Mirante03/04/2017 | 08h30Atualizada em 03/04/2017 | 15h30

Prefeito de Caxias, Daniel Guerra testa a popularidade

Ao levar participantes ao gabinete na prefeitura, ele demonstra que quer eliminar rótulo de "reizinho" 

Prefeito de Caxias, Daniel Guerra testa a popularidade Roni Rigon/Agencia RBS
Momento inusitado: Guerra canta o Hino Rio-grandense em um megafone na caminhada à prefeitura Foto: Roni Rigon / Agencia RBS

Parecia campanha eleitoral. O ato em apoio ao prefeito Daniel Guerra (PRB), neste domingo, não reuniu as 2,9 mil pessoas confirmadas na página do evento no Facebook — foram cerca de 500 seguidores, segundo a Guarda Municipal —mesmo assim, foi um bom número. Guerra aproveitou cada momento para reafirmar sua aliança com a população, como defendeu no período eleitoral.

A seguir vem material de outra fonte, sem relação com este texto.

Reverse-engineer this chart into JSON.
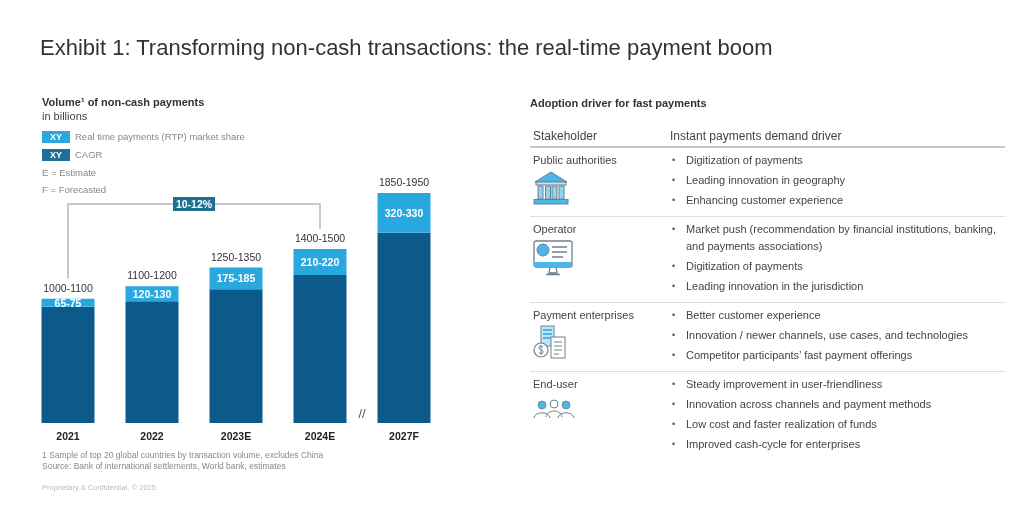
{
  "chart_data": [
    {
      "type": "bar",
      "title": "Exhibit 1: Transforming non-cash transactions: the real-time payment boom",
      "subtitle": "Volume¹ of non-cash payments",
      "ylabel": "in billions",
      "categories": [
        "2021",
        "2022",
        "2023E",
        "2024E",
        "2027F"
      ],
      "series": [
        {
          "color": "#0b5a8a",
          "values": [
            935,
            980,
            1075,
            1190,
            1530
          ]
        },
        {
          "name": "Real time payments (RTP) market share",
          "color": "#29a8e0",
          "values": [
            65,
            120,
            175,
            210,
            320
          ],
          "value_labels": [
            "65-75",
            "120-130",
            "175-185",
            "210-220",
            "320-330"
          ]
        }
      ],
      "stacked": true,
      "totals": [
        "1000-1100",
        "1100-1200",
        "1250-1350",
        "1400-1500",
        "1850-1950"
      ],
      "legend": "top left",
      "annotations": [
        "XY",
        "XY",
        "CAGR",
        "E = Estimate",
        "F = Forecasted",
        "10-12%",
        "//",
        "1 Sample of top 20 global countries by transaction volume, excludes China",
        "Source: Bank of international settlements, World bank, estimates",
        "Proprietary & Confidential. © 2025"
      ]
    },
    {
      "type": "other",
      "title": "Adoption driver for fast payments",
      "annotations": [
        "Stakeholder",
        "Instant payments demand driver",
        "Public authorities",
        "• Digitization of payments\n• Leading innovation in geography\n• Enhancing customer experience",
        "Operator",
        "• Market push (recommendation by financial institutions, banking, and payments associations)\n• Digitization of payments\n• Leading innovation in the jurisdiction",
        "Payment enterprises",
        "• Better customer experience\n• Innovation / newer channels, use cases, and technologies\n• Competitor participants’ fast payment offerings",
        "End-user",
        "• Steady improvement in user-friendliness\n• Innovation across channels and payment methods\n• Low cost and faster realization of funds\n• Improved cash-cycle for enterprises"
      ]
    }
  ]
}
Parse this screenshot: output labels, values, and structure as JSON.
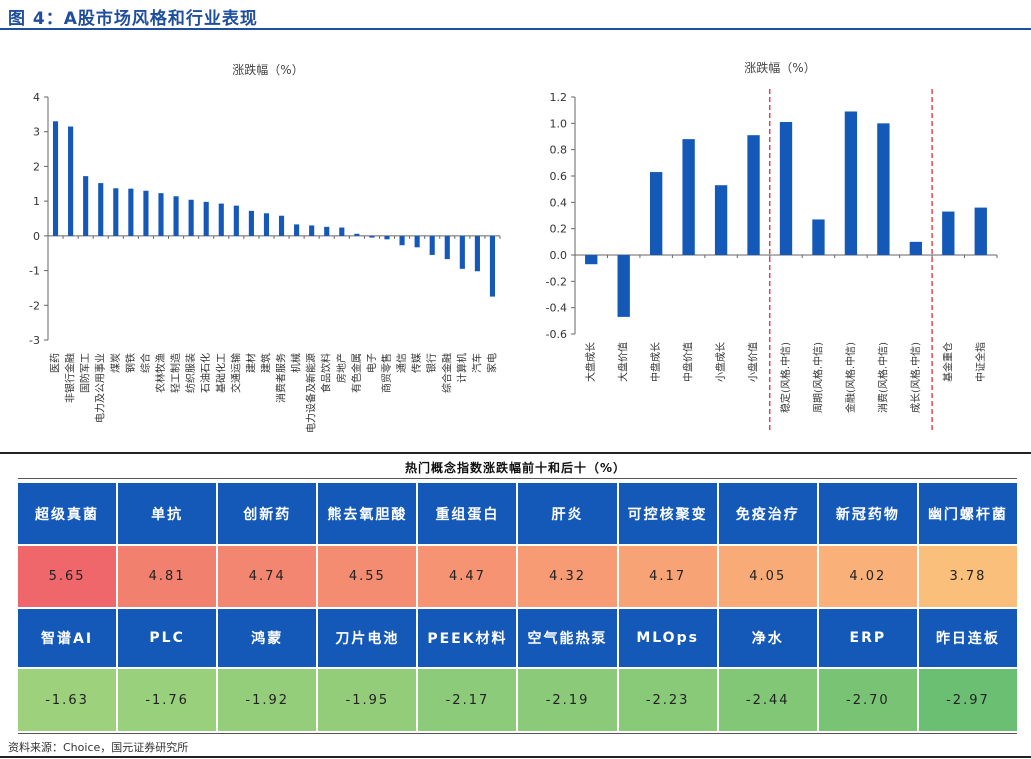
{
  "figure": {
    "title": "图 4：A股市场风格和行业表现",
    "source": "资料来源：Choice，国元证券研究所"
  },
  "colors": {
    "bar": "#1459b8",
    "title_blue": "#1f4e9c",
    "divider_red": "#d9201f",
    "header_bg": "#1459b8"
  },
  "chart_data": [
    {
      "type": "bar",
      "title": "涨跌幅（%）",
      "ylim": [
        -3,
        4
      ],
      "yticks": [
        -3,
        -2,
        -1,
        0,
        1,
        2,
        3,
        4
      ],
      "grid": false,
      "categories": [
        "医药",
        "非银行金融",
        "国防军工",
        "电力及公用事业",
        "煤炭",
        "钢铁",
        "综合",
        "农林牧渔",
        "轻工制造",
        "纺织服装",
        "石油石化",
        "基础化工",
        "交通运输",
        "建材",
        "建筑",
        "消费者服务",
        "机械",
        "电力设备及新能源",
        "食品饮料",
        "房地产",
        "有色金属",
        "电子",
        "商贸零售",
        "通信",
        "传媒",
        "银行",
        "综合金融",
        "计算机",
        "汽车",
        "家电"
      ],
      "values": [
        3.3,
        3.15,
        1.72,
        1.52,
        1.37,
        1.36,
        1.3,
        1.23,
        1.14,
        1.04,
        0.98,
        0.93,
        0.87,
        0.72,
        0.65,
        0.58,
        0.33,
        0.3,
        0.26,
        0.24,
        0.06,
        -0.05,
        -0.1,
        -0.27,
        -0.33,
        -0.55,
        -0.67,
        -0.95,
        -1.02,
        -1.75
      ]
    },
    {
      "type": "bar",
      "title": "涨跌幅（%）",
      "ylim": [
        -0.6,
        1.2
      ],
      "yticks": [
        -0.6,
        -0.4,
        -0.2,
        0.0,
        0.2,
        0.4,
        0.6,
        0.8,
        1.0,
        1.2
      ],
      "grid": false,
      "categories": [
        "大盘成长",
        "大盘价值",
        "中盘成长",
        "中盘价值",
        "小盘成长",
        "小盘价值",
        "稳定(风格.中信)",
        "周期(风格.中信)",
        "金融(风格.中信)",
        "消费(风格.中信)",
        "成长(风格.中信)",
        "基金重仓",
        "中证全指"
      ],
      "values": [
        -0.07,
        -0.47,
        0.63,
        0.88,
        0.53,
        0.91,
        1.01,
        0.27,
        1.09,
        1.0,
        0.1,
        0.33,
        0.36
      ],
      "group_dividers_after": [
        5,
        10
      ]
    }
  ],
  "table": {
    "title": "热门概念指数涨跌幅前十和后十（%）",
    "top_names": [
      "超级真菌",
      "单抗",
      "创新药",
      "熊去氧胆酸",
      "重组蛋白",
      "肝炎",
      "可控核聚变",
      "免疫治疗",
      "新冠药物",
      "幽门螺杆菌"
    ],
    "top_values": [
      "5.65",
      "4.81",
      "4.74",
      "4.55",
      "4.47",
      "4.32",
      "4.17",
      "4.05",
      "4.02",
      "3.78"
    ],
    "bottom_names": [
      "智谱AI",
      "PLC",
      "鸿蒙",
      "刀片电池",
      "PEEK材料",
      "空气能热泵",
      "MLOps",
      "净水",
      "ERP",
      "昨日连板"
    ],
    "bottom_values": [
      "-1.63",
      "-1.76",
      "-1.92",
      "-1.95",
      "-2.17",
      "-2.19",
      "-2.23",
      "-2.44",
      "-2.70",
      "-2.97"
    ],
    "top_colors": [
      "#f0676b",
      "#f2806f",
      "#f38670",
      "#f48c71",
      "#f59373",
      "#f69b74",
      "#f7a376",
      "#f8ab77",
      "#f9b079",
      "#fbbf7c"
    ],
    "bottom_colors": [
      "#9dd17c",
      "#99d07b",
      "#94ce7a",
      "#93cd7a",
      "#8ccb79",
      "#8bca78",
      "#89ca78",
      "#81c776",
      "#78c374",
      "#6bbf72"
    ]
  }
}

Não se limitou ao discurso. Repetiu o gesto de 30 de outubro, data de sua vitória eleitoral, indo a pé até a prefeitura. Desta vez cantando o Hino Rio-grandense num megafone. Ficou com ares de showmício. Houve farta distribuição de abraços e fotos com os seguidores no gabinete.

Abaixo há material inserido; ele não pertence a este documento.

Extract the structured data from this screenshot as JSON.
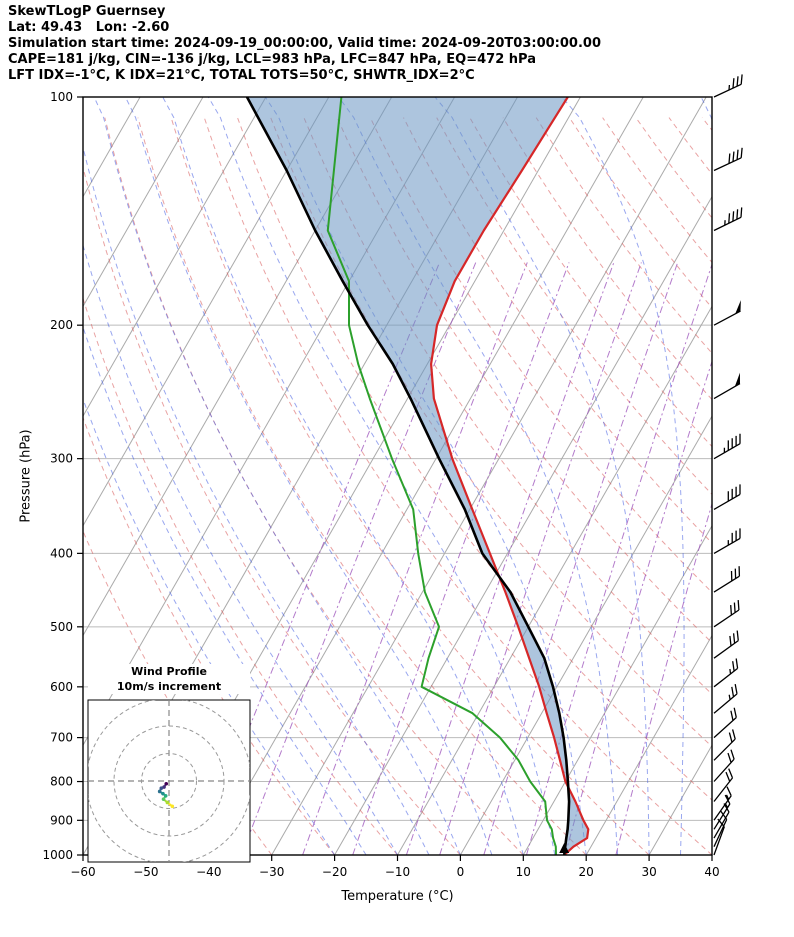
{
  "header": {
    "title": "SkewTLogP Guernsey",
    "location_line": "Lat: 49.43   Lon: -2.60",
    "time_line": "Simulation start time: 2024-09-19_00:00:00, Valid time: 2024-09-20T03:00:00.00",
    "indices_line1": "CAPE=181 j/kg, CIN=-136 j/kg, LCL=983 hPa, LFC=847 hPa, EQ=472 hPa",
    "indices_line2": "LFT IDX=-1°C, K IDX=21°C, TOTAL TOTS=50°C, SHWTR_IDX=2°C"
  },
  "axes": {
    "x_label": "Temperature (°C)",
    "y_label": "Pressure (hPa)"
  },
  "inset": {
    "title_line1": "Wind Profile",
    "title_line2": "10m/s increment"
  },
  "chart_data": {
    "type": "line",
    "subtype": "skewt_logp_sounding",
    "title": "SkewTLogP Guernsey",
    "xlabel": "Temperature (°C)",
    "ylabel": "Pressure (hPa)",
    "xlim": [
      -60,
      40
    ],
    "ylim": [
      1000,
      100
    ],
    "x_ticks": [
      -60,
      -50,
      -40,
      -30,
      -20,
      -10,
      0,
      10,
      20,
      30,
      40
    ],
    "y_ticks": [
      100,
      200,
      300,
      400,
      500,
      600,
      700,
      800,
      900,
      1000
    ],
    "grid": true,
    "legend": "none",
    "indices": {
      "CAPE_jkg": 181,
      "CIN_jkg": -136,
      "LCL_hPa": 983,
      "LFC_hPa": 847,
      "EQ_hPa": 472,
      "LFT_IDX_C": -1,
      "K_IDX_C": 21,
      "TOTAL_TOTS_C": 50,
      "SHWTR_IDX_C": 2,
      "lat": 49.43,
      "lon": -2.6
    },
    "pressure_hPa": [
      1000,
      975,
      950,
      925,
      900,
      850,
      800,
      750,
      700,
      650,
      600,
      550,
      500,
      450,
      400,
      350,
      300,
      250,
      225,
      200,
      175,
      150,
      125,
      100
    ],
    "temperature_C": [
      16.5,
      17.2,
      18.6,
      18.0,
      16.4,
      13.4,
      10.0,
      7.2,
      4.2,
      0.8,
      -2.8,
      -7.0,
      -11.6,
      -16.8,
      -22.8,
      -29.6,
      -37.4,
      -45.8,
      -49.4,
      -52.0,
      -53.2,
      -53.2,
      -52.6,
      -52.0
    ],
    "dewpoint_C": [
      15.2,
      14.4,
      13.2,
      12.2,
      10.6,
      8.6,
      4.4,
      0.6,
      -4.4,
      -11.0,
      -21.5,
      -23.0,
      -24.2,
      -29.6,
      -34.2,
      -39.0,
      -47.0,
      -56.0,
      -61.0,
      -66.0,
      -70.0,
      -78.0,
      -82.5,
      -88.0
    ],
    "parcel_C": [
      16.5,
      15.9,
      15.3,
      14.7,
      14.0,
      12.4,
      10.4,
      8.2,
      5.7,
      2.8,
      -0.6,
      -4.6,
      -10.0,
      -16.0,
      -24.0,
      -30.8,
      -39.5,
      -49.5,
      -55.5,
      -63.0,
      -71.0,
      -80.0,
      -90.0,
      -103.0
    ],
    "winds": [
      {
        "p": 1000,
        "dir_deg": 200,
        "spd_kt": 8
      },
      {
        "p": 975,
        "dir_deg": 205,
        "spd_kt": 10
      },
      {
        "p": 950,
        "dir_deg": 210,
        "spd_kt": 12
      },
      {
        "p": 925,
        "dir_deg": 212,
        "spd_kt": 14
      },
      {
        "p": 900,
        "dir_deg": 215,
        "spd_kt": 15
      },
      {
        "p": 850,
        "dir_deg": 218,
        "spd_kt": 18
      },
      {
        "p": 800,
        "dir_deg": 222,
        "spd_kt": 20
      },
      {
        "p": 750,
        "dir_deg": 225,
        "spd_kt": 20
      },
      {
        "p": 700,
        "dir_deg": 228,
        "spd_kt": 22
      },
      {
        "p": 650,
        "dir_deg": 230,
        "spd_kt": 25
      },
      {
        "p": 600,
        "dir_deg": 232,
        "spd_kt": 25
      },
      {
        "p": 550,
        "dir_deg": 234,
        "spd_kt": 28
      },
      {
        "p": 500,
        "dir_deg": 236,
        "spd_kt": 30
      },
      {
        "p": 450,
        "dir_deg": 238,
        "spd_kt": 32
      },
      {
        "p": 400,
        "dir_deg": 240,
        "spd_kt": 35
      },
      {
        "p": 350,
        "dir_deg": 240,
        "spd_kt": 40
      },
      {
        "p": 300,
        "dir_deg": 240,
        "spd_kt": 45
      },
      {
        "p": 250,
        "dir_deg": 240,
        "spd_kt": 50
      },
      {
        "p": 200,
        "dir_deg": 242,
        "spd_kt": 50
      },
      {
        "p": 150,
        "dir_deg": 244,
        "spd_kt": 45
      },
      {
        "p": 125,
        "dir_deg": 245,
        "spd_kt": 40
      },
      {
        "p": 100,
        "dir_deg": 245,
        "spd_kt": 35
      }
    ],
    "hodograph": {
      "rings_ms": [
        10,
        20,
        30
      ],
      "points_uv_ms": [
        {
          "u": -1.0,
          "v": -1.0,
          "color": "#440154"
        },
        {
          "u": -1.8,
          "v": -2.2,
          "color": "#46327e"
        },
        {
          "u": -2.8,
          "v": -2.6,
          "color": "#3b518b"
        },
        {
          "u": -3.4,
          "v": -3.8,
          "color": "#2c718e"
        },
        {
          "u": -2.2,
          "v": -4.6,
          "color": "#21908d"
        },
        {
          "u": -1.2,
          "v": -5.4,
          "color": "#27ad81"
        },
        {
          "u": -2.0,
          "v": -6.6,
          "color": "#5cc863"
        },
        {
          "u": -0.6,
          "v": -7.8,
          "color": "#aadc32"
        },
        {
          "u": 1.2,
          "v": -9.2,
          "color": "#fde725"
        }
      ]
    },
    "colors": {
      "temperature": "#d62728",
      "dewpoint": "#2ca02c",
      "parcel": "#000000",
      "cape_fill": "rgba(105,150,195,0.55)",
      "dry_adiabat": "rgba(215,85,85,0.55)",
      "moist_adiabat": "rgba(70,95,225,0.55)",
      "mixing_ratio": "rgba(160,90,190,0.8)",
      "isotherm": "#aaaaaa",
      "pressure_grid": "#bbbbbb",
      "barb": "#000000"
    },
    "skew_deg_c_per_ln_p": 30,
    "mixing_ratio_lines_gkg": [
      0.1,
      0.2,
      0.5,
      1,
      2,
      3,
      5,
      8,
      12,
      20
    ],
    "dry_adiabats_theta_C": {
      "start": -30,
      "end": 200,
      "step": 10
    },
    "moist_adiabats_T0_C": {
      "start": -20,
      "end": 40,
      "step": 5
    }
  }
}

Guerra quis mostrar que o povo tem acesso ao prefeito, rebatendo as críticas de falta de diálogo e de que é um "reizinho", como vem sendo rotulado por alguns vereadores. Abriu o gabinete para provar isso.

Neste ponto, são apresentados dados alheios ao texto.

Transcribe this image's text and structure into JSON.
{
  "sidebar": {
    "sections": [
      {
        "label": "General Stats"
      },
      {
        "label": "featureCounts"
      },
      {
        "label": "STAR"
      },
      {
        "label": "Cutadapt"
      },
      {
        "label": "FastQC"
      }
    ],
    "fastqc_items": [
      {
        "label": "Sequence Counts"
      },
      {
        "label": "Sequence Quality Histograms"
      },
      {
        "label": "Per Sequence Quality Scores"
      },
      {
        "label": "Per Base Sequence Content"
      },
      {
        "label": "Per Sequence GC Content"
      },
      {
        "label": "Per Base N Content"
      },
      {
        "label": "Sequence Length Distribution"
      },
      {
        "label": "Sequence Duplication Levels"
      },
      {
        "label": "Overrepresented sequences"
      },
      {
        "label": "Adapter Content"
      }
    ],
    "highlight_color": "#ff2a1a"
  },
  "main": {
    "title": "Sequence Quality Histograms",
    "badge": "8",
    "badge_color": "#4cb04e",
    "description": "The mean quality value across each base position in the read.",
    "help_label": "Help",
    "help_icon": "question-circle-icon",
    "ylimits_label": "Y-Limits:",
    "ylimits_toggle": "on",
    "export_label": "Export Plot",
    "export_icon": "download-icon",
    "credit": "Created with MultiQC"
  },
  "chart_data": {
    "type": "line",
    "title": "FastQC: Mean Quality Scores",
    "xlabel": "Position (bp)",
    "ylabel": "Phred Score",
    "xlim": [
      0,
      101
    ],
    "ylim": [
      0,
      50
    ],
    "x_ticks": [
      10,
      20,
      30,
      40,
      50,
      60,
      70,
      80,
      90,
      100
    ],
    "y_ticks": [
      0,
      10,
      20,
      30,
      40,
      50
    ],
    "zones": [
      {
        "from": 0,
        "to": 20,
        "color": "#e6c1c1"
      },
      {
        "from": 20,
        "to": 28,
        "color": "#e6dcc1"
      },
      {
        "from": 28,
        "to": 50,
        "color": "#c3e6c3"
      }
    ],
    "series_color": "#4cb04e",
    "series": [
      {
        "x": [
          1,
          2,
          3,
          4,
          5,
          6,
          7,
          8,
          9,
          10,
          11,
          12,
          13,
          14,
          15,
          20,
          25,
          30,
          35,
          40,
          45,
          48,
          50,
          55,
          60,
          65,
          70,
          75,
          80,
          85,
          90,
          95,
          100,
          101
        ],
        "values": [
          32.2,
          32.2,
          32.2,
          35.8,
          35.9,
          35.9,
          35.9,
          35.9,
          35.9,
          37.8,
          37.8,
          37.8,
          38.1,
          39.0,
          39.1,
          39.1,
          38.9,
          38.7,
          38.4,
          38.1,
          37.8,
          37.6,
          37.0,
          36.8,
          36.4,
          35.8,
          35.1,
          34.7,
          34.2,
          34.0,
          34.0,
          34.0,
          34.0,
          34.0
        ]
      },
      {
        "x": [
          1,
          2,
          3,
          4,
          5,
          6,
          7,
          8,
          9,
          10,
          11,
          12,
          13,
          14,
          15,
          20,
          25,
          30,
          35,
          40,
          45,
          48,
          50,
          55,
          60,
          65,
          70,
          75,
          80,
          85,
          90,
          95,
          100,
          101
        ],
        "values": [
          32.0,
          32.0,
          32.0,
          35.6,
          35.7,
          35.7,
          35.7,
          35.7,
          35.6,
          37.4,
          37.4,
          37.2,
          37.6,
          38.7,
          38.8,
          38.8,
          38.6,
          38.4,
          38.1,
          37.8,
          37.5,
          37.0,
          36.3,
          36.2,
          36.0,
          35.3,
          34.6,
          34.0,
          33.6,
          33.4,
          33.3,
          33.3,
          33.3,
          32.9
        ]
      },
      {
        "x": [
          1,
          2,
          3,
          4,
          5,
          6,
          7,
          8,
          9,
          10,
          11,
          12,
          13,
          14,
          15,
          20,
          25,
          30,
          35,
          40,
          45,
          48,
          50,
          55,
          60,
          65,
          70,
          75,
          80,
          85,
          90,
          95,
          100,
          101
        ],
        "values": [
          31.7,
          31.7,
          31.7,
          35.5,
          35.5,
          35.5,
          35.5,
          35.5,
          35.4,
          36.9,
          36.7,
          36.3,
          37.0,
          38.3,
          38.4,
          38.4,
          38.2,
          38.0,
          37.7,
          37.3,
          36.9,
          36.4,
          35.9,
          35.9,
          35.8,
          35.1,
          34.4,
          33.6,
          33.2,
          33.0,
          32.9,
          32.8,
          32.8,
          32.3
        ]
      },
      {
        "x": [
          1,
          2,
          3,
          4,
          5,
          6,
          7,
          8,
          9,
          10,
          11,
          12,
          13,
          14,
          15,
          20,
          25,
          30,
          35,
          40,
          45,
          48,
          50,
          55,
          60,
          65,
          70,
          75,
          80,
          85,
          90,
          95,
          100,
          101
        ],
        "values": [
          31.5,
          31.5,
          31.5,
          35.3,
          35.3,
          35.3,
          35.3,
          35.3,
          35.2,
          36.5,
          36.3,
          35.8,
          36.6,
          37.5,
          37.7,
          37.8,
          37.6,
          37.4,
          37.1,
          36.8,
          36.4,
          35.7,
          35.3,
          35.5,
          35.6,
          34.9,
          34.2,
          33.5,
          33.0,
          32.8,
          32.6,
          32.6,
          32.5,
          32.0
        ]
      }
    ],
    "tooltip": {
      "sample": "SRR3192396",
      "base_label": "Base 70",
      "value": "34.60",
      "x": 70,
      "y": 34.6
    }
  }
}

Ficou claro que o ato, anunciado pelo organizador Germano Alberto Junqueira como apenas um debate na Praça Dante Alighieri, foi bem estudado pela equipe do prefeito, visando a sua projeção. Naturalmente, não faltaram integrantes do governo, bem como o líder do governo na Câmara e irmão do prefeito, Chico Guerra (PRB).

Vale até resgatar aqui a fala da senadora Ana Amélia Lemos (PP), na CIC, quando disse que o político que não é assediado tem que pegar o boné e ir para casa. Portanto, Guerra não desperdiçaria a ocasião, especialmente diante da crise que enfrenta com o vice-prefeito Ricardo Fabris de Abreu (PRB) e que vai ao encontro dos interesses da oposição.

Ele definiu o ato como uma demonstração de que a verdadeira força está com os cidadãos.

— Dia 1º de janeiro devolvemos a prefeitura à população, aqui não tem mais espaço para os partidos políticos, para nenhum tipo de ideologia. Aqui a gente respeita todos — disse à imprensa, retomando o discurso de não-político, mesmo tendo sido um ato político.